The Act casts the protective net very wide, if the definitions of both domestic violence and domestic relationship are considered.

Recently, the Supreme Court of Appeal delivered a judgement that specifically dealt with the interpretation of the definition of a domestic relationship in the Act. In Daffy vs Daffy (2012) 4 ALL SA 607 (SCA) the court held that the concept of “family” in section 1(x)(d) is extremely wide. More specifically, it was found that the definition of a domestic relationship is written poorly, and that the Act does not give a precise meaning in the definition.

The court held that the Act therefore has to be interpreted in order to clearly define the concepts of “domestic relationship”, “family” and “domestic violence”. In the interpretation of legislation, and this Act specifically, the underlying purpose of the statutory provisions has to be carefully considered and kept in mind. In other words, the reason why this Act was passed by government should be taken into account.

The court considered all the surrounding circumstances to determine whether the complainant’s health, safety and well-being were threatened by the respondent’s acts.

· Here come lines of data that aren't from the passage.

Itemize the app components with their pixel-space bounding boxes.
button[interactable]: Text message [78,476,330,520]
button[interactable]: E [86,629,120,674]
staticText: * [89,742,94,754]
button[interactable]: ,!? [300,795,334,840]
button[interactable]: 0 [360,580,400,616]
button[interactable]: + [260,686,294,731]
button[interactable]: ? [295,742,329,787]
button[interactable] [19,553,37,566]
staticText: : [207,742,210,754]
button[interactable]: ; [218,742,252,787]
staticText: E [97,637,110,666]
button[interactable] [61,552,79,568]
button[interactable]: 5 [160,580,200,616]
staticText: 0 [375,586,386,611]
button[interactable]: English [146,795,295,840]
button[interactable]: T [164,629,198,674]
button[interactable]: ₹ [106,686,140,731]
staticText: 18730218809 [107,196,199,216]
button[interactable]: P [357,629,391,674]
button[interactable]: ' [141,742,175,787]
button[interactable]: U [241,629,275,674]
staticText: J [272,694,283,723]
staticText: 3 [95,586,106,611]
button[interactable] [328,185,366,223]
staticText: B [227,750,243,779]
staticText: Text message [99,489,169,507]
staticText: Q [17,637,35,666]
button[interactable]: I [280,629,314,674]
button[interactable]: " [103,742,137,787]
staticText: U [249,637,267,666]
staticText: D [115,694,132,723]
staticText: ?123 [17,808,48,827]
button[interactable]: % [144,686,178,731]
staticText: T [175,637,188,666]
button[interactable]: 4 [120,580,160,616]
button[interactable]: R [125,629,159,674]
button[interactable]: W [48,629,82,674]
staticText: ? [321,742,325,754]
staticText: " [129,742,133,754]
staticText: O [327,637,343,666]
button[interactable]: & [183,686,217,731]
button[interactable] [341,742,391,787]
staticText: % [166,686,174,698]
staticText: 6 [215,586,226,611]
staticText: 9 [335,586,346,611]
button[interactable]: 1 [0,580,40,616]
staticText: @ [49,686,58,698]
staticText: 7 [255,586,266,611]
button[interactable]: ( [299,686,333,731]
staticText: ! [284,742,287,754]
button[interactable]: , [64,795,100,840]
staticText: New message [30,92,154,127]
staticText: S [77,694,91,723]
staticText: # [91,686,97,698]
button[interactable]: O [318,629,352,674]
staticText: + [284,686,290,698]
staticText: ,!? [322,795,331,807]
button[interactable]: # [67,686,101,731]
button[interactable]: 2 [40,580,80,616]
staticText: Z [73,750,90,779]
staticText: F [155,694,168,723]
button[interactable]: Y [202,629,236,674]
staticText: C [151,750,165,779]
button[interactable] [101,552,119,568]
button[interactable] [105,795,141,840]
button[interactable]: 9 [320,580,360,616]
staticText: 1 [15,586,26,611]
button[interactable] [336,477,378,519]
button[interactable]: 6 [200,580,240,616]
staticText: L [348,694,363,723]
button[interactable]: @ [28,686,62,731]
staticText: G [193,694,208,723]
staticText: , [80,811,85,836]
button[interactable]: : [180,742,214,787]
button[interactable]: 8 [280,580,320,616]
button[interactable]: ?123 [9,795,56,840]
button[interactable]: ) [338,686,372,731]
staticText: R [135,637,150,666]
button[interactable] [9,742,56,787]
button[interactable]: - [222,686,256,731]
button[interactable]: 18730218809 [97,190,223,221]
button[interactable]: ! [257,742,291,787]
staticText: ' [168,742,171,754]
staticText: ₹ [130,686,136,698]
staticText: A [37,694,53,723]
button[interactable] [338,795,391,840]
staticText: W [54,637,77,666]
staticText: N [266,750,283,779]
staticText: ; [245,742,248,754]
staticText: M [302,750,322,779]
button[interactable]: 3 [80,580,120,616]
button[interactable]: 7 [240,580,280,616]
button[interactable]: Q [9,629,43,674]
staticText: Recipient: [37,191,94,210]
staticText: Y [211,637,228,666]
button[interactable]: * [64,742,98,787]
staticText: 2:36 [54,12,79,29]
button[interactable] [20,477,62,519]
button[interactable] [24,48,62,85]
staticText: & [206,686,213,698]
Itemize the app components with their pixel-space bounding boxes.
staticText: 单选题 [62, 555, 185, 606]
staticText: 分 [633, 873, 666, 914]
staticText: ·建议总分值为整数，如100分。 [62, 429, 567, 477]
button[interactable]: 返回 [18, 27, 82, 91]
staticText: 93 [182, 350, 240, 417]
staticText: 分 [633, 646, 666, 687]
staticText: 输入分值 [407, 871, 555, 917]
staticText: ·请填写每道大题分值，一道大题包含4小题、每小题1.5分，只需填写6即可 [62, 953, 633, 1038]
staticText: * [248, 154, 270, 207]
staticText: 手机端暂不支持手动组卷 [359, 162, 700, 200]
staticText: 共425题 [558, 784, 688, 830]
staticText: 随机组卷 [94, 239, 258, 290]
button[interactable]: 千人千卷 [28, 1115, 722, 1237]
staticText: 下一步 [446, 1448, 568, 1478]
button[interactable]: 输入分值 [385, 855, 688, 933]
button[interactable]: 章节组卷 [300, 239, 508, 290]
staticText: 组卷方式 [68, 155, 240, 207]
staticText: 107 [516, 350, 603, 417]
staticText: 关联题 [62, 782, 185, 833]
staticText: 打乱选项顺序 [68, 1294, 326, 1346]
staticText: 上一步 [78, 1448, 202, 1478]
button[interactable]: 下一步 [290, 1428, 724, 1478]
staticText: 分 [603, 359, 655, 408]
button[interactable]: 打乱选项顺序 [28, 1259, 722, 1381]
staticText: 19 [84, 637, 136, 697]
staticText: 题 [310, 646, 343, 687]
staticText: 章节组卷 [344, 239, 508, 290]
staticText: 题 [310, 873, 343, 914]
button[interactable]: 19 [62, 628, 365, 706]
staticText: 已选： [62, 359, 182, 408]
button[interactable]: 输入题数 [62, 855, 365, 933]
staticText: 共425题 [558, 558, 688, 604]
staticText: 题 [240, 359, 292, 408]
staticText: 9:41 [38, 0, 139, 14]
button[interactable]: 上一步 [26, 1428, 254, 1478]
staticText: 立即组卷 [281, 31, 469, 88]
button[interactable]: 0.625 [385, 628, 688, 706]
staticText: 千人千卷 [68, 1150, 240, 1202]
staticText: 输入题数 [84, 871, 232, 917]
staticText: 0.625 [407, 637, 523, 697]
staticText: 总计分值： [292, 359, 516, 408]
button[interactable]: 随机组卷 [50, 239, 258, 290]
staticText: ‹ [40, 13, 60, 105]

In the judgement, the court remarked on other cases where it was held that a domestic relationship involves persons sharing a common household (people living together under one roof). However, the court held that the legislature must have intended a wider definition, but not so wide as to include a mere blood relationship.

The implication of this judgement is far-reaching.

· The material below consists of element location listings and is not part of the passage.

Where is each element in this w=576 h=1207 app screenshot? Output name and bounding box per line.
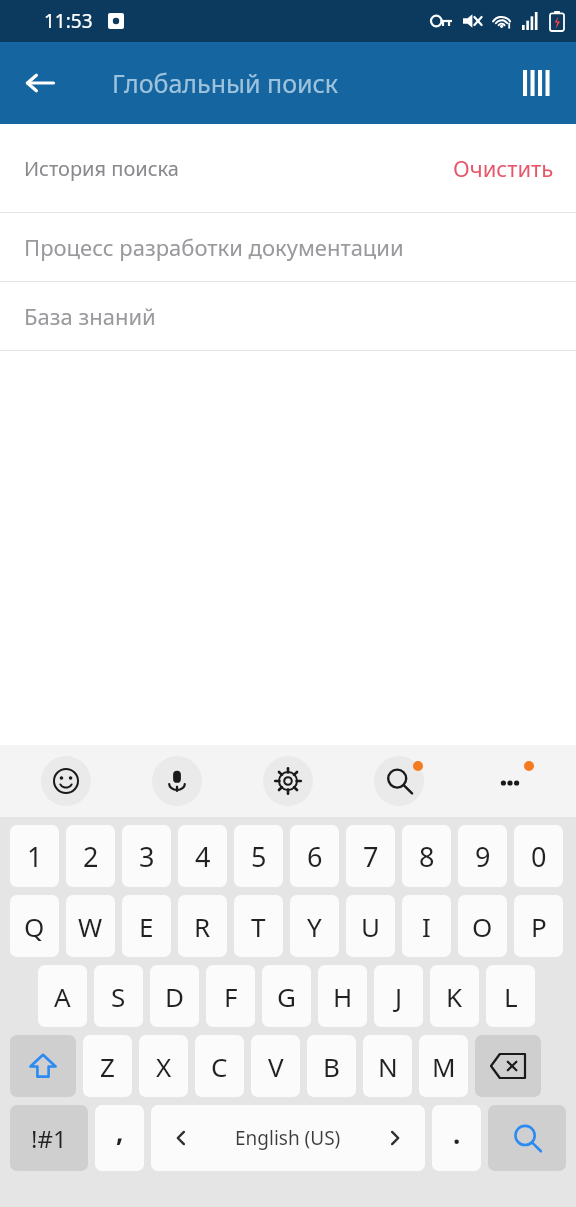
button[interactable]: Space, English (US) (151, 1105, 425, 1171)
button[interactable]: Voice input (151, 755, 203, 807)
staticText: 4 (195, 838, 211, 875)
button[interactable]: !#1 (10, 1105, 88, 1171)
staticText: 0 (531, 838, 547, 875)
staticText: Y (307, 909, 322, 944)
button[interactable]: 6 (290, 825, 339, 887)
button[interactable]: O (458, 895, 507, 957)
staticText: L (504, 979, 518, 1014)
button[interactable]: 3 (122, 825, 171, 887)
staticText: 5 (251, 838, 267, 875)
button[interactable]: A (38, 965, 87, 1027)
button[interactable]: Keyboard settings (262, 755, 314, 807)
button[interactable]: V (251, 1035, 300, 1097)
button[interactable]: I (402, 895, 451, 957)
button[interactable]: Backspace (475, 1035, 541, 1097)
staticText: P (531, 909, 547, 944)
button[interactable]: История поиска (0, 124, 576, 212)
staticText: 7 (363, 838, 379, 875)
button[interactable]: M (419, 1035, 468, 1097)
staticText: A (54, 979, 71, 1014)
button[interactable]: Z (83, 1035, 132, 1097)
staticText: Очистить (453, 153, 554, 183)
staticText: !#1 (31, 1122, 67, 1155)
staticText: U (361, 909, 381, 944)
staticText: База знаний (24, 301, 156, 331)
button[interactable]: R (178, 895, 227, 957)
button[interactable]: Scan barcode (510, 55, 566, 111)
button[interactable]: 7 (346, 825, 395, 887)
button[interactable]: 1 (10, 825, 59, 887)
staticText: 8 (419, 838, 435, 875)
button[interactable]: D (150, 965, 199, 1027)
button[interactable]: Shift (10, 1035, 76, 1097)
staticText: 1 (27, 838, 43, 875)
staticText: 6 (307, 838, 323, 875)
staticText: Q (24, 909, 45, 944)
button[interactable]: Процесс разработки документации (0, 213, 576, 281)
staticText: Глобальный поиск (112, 66, 339, 100)
button[interactable]: 8 (402, 825, 451, 887)
button[interactable]: S (94, 965, 143, 1027)
button[interactable]: 5 (234, 825, 283, 887)
button[interactable]: U (346, 895, 395, 957)
button[interactable]: L (486, 965, 535, 1027)
staticText: N (378, 1049, 398, 1084)
staticText: C (211, 1049, 228, 1084)
staticText: История поиска (24, 155, 179, 182)
button[interactable]: B (307, 1035, 356, 1097)
button[interactable]: , (95, 1105, 144, 1171)
staticText: I (422, 909, 431, 944)
staticText: , (116, 1114, 124, 1149)
button[interactable]: Search (488, 1105, 566, 1171)
button[interactable]: 2 (66, 825, 115, 887)
staticText: Процесс разработки документации (24, 232, 404, 262)
button[interactable]: E (122, 895, 171, 957)
button[interactable]: W (66, 895, 115, 957)
button[interactable]: . (432, 1105, 481, 1171)
button[interactable]: P (514, 895, 563, 957)
button[interactable]: X (139, 1035, 188, 1097)
button[interactable]: J (374, 965, 423, 1027)
staticText: M (432, 1049, 456, 1084)
button[interactable]: More options (484, 755, 536, 807)
staticText: R (194, 909, 211, 944)
staticText: 3 (139, 838, 155, 875)
staticText: G (277, 979, 296, 1014)
button[interactable]: Emoji (40, 755, 92, 807)
staticText: F (224, 979, 238, 1014)
staticText: H (333, 979, 353, 1014)
staticText: Z (100, 1049, 115, 1084)
button[interactable]: H (318, 965, 367, 1027)
staticText: J (395, 979, 403, 1014)
staticText: T (251, 909, 266, 944)
button[interactable]: Очистить (431, 141, 576, 195)
staticText: . (453, 1116, 461, 1151)
staticText: 9 (475, 838, 491, 875)
button[interactable]: N (363, 1035, 412, 1097)
staticText: English (US) (235, 1125, 341, 1151)
button[interactable]: Y (290, 895, 339, 957)
button[interactable]: Search (373, 755, 425, 807)
button[interactable]: 0 (514, 825, 563, 887)
staticText: X (156, 1049, 172, 1084)
button[interactable]: F (206, 965, 255, 1027)
button[interactable]: База знаний (0, 282, 576, 350)
staticText: B (323, 1049, 340, 1084)
button[interactable]: 9 (458, 825, 507, 887)
staticText: 11:53 (44, 8, 93, 34)
staticText: 2 (83, 838, 99, 875)
staticText: W (78, 909, 103, 944)
button[interactable]: T (234, 895, 283, 957)
staticText: E (139, 909, 154, 944)
button[interactable]: G (262, 965, 311, 1027)
staticText: O (472, 909, 493, 944)
staticText: S (111, 979, 126, 1014)
button[interactable]: Q (10, 895, 59, 957)
staticText: K (446, 979, 463, 1014)
button[interactable]: 4 (178, 825, 227, 887)
button[interactable]: C (195, 1035, 244, 1097)
staticText: V (268, 1049, 284, 1084)
button[interactable]: Back (12, 55, 68, 111)
staticText: D (165, 979, 184, 1014)
button[interactable]: K (430, 965, 479, 1027)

Every matter will have to be individually considered and the relevant factors taken into account. The definitions in the Act can no longer be interpreted as literally as before the Daffy-judgement.   Every court will have to use its discretion to decide whether the persons are indeed in a domestic relationship and can no longer accept that once they fall under the definition, the Act shall apply mutatis mutandis.

Domestic violence reports will have to be considered more carefully, as the complainant and respondent might not be in a domestic relationship and therefore the Act cannot apply. Those who investigate the claims of domestic violence will have to be alert and attentive to the narrower definition and ensure that the parties are indeed in a “domestic relationship”.

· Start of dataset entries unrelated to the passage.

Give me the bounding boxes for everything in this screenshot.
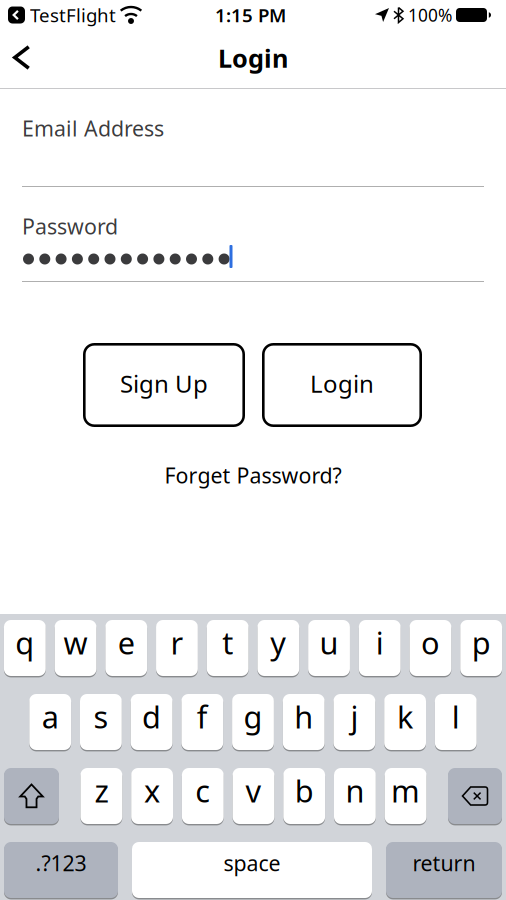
button[interactable]: return <box>386 842 502 898</box>
staticText: g <box>244 696 262 737</box>
button[interactable]: j <box>334 694 375 750</box>
staticText: m <box>391 770 420 811</box>
staticText: 1:15 PM <box>215 3 286 27</box>
staticText: l <box>452 696 460 737</box>
button[interactable]: x <box>131 768 173 824</box>
button[interactable]: .?123 <box>4 842 118 898</box>
button[interactable]: b <box>283 768 325 824</box>
button[interactable]: z <box>80 768 122 824</box>
staticText: TestFlight <box>30 3 116 27</box>
button[interactable]: Delete <box>448 768 502 824</box>
staticText: Forget Password? <box>164 461 342 489</box>
button[interactable]: f <box>181 694 223 750</box>
button[interactable]: p <box>460 620 502 676</box>
button[interactable]: i <box>359 620 401 676</box>
staticText: s <box>93 696 108 737</box>
button[interactable]: g <box>232 694 274 750</box>
staticText: a <box>42 696 59 737</box>
staticText: c <box>195 770 210 811</box>
button[interactable]: l <box>435 694 477 750</box>
staticText: t <box>222 622 233 663</box>
button[interactable]: q <box>4 620 46 676</box>
staticText: Login <box>310 368 374 400</box>
button[interactable]: space <box>132 842 372 898</box>
staticText: Email Address <box>22 114 164 142</box>
staticText: Login <box>218 41 288 75</box>
staticText: .?123 <box>36 849 86 877</box>
staticText: j <box>350 696 358 737</box>
staticText: e <box>118 622 135 663</box>
staticText: d <box>142 696 161 737</box>
button[interactable]: y <box>257 620 299 676</box>
button[interactable]: Return to TestFlight <box>8 3 141 27</box>
staticText: q <box>15 622 34 663</box>
staticText: v <box>246 770 262 811</box>
button[interactable]: o <box>410 620 451 676</box>
staticText: Sign Up <box>120 368 208 400</box>
staticText: u <box>320 622 338 663</box>
button[interactable]: r <box>156 620 198 676</box>
staticText: n <box>345 770 364 811</box>
button[interactable]: v <box>233 768 274 824</box>
staticText: z <box>94 770 108 811</box>
button[interactable]: Login <box>262 343 422 427</box>
staticText: x <box>144 770 160 811</box>
button[interactable]: c <box>182 768 224 824</box>
staticText: h <box>294 696 313 737</box>
button[interactable]: a <box>29 694 71 750</box>
staticText: Password <box>22 212 118 240</box>
button[interactable]: d <box>131 694 172 750</box>
button[interactable]: Shift <box>4 768 59 824</box>
staticText: f <box>197 696 208 737</box>
button[interactable]: k <box>384 694 426 750</box>
button[interactable]: w <box>55 620 96 676</box>
button[interactable]: n <box>334 768 376 824</box>
button[interactable]: m <box>385 768 426 824</box>
button[interactable]: Sign Up <box>83 343 245 427</box>
staticText: space <box>224 849 280 877</box>
staticText: w <box>64 622 88 663</box>
button[interactable]: u <box>308 620 350 676</box>
button[interactable]: Forget Password? <box>164 461 342 489</box>
staticText: i <box>376 622 384 663</box>
staticText: r <box>170 622 183 663</box>
staticText: 100% <box>408 4 452 26</box>
button[interactable]: Back <box>5 37 38 78</box>
staticText: y <box>270 622 286 663</box>
staticText: p <box>472 622 491 663</box>
staticText: return <box>412 849 476 877</box>
button[interactable]: s <box>80 694 122 750</box>
button[interactable]: h <box>283 694 325 750</box>
staticText: k <box>397 696 413 737</box>
button[interactable]: e <box>105 620 147 676</box>
staticText: b <box>295 770 314 811</box>
staticText: o <box>421 622 440 663</box>
button[interactable]: t <box>207 620 248 676</box>
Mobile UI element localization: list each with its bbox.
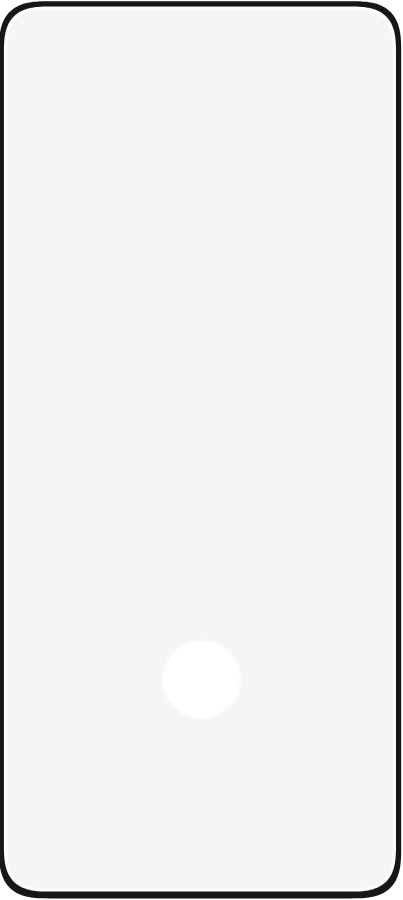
button[interactable]: Camera cut-out bbox=[160, 638, 243, 721]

If you are a victim of domestic abuse and require a protection order for your own physical and emotional well-being, you should obtain legal advice sooner rather than later. Assistance by an attorney or legal aid clinic in the correct application for a protection order will ensure that the requirements are duly met and that the necessary and correct information be noted in the application.

A victim may also approach the court in his or her personal capacity. The clerks of the domestic violence court will assist you and should be friendly, empathetic and well versed in the requirements of the legislation.

It is of equal importance to obtain legal advice and representation if a protection order is sought against you, particularly as the process is sometimes abused and because of the dire consequences such an order can have on the criminal record of the respondent.

This article is a general information sheet and should not be used or relied on as legal or other professional advice. No liability can be accepted for any errors or omissions nor for any loss or damage arising from reliance upon any information herein. Always contact your legal adviser for specific and detailed advice.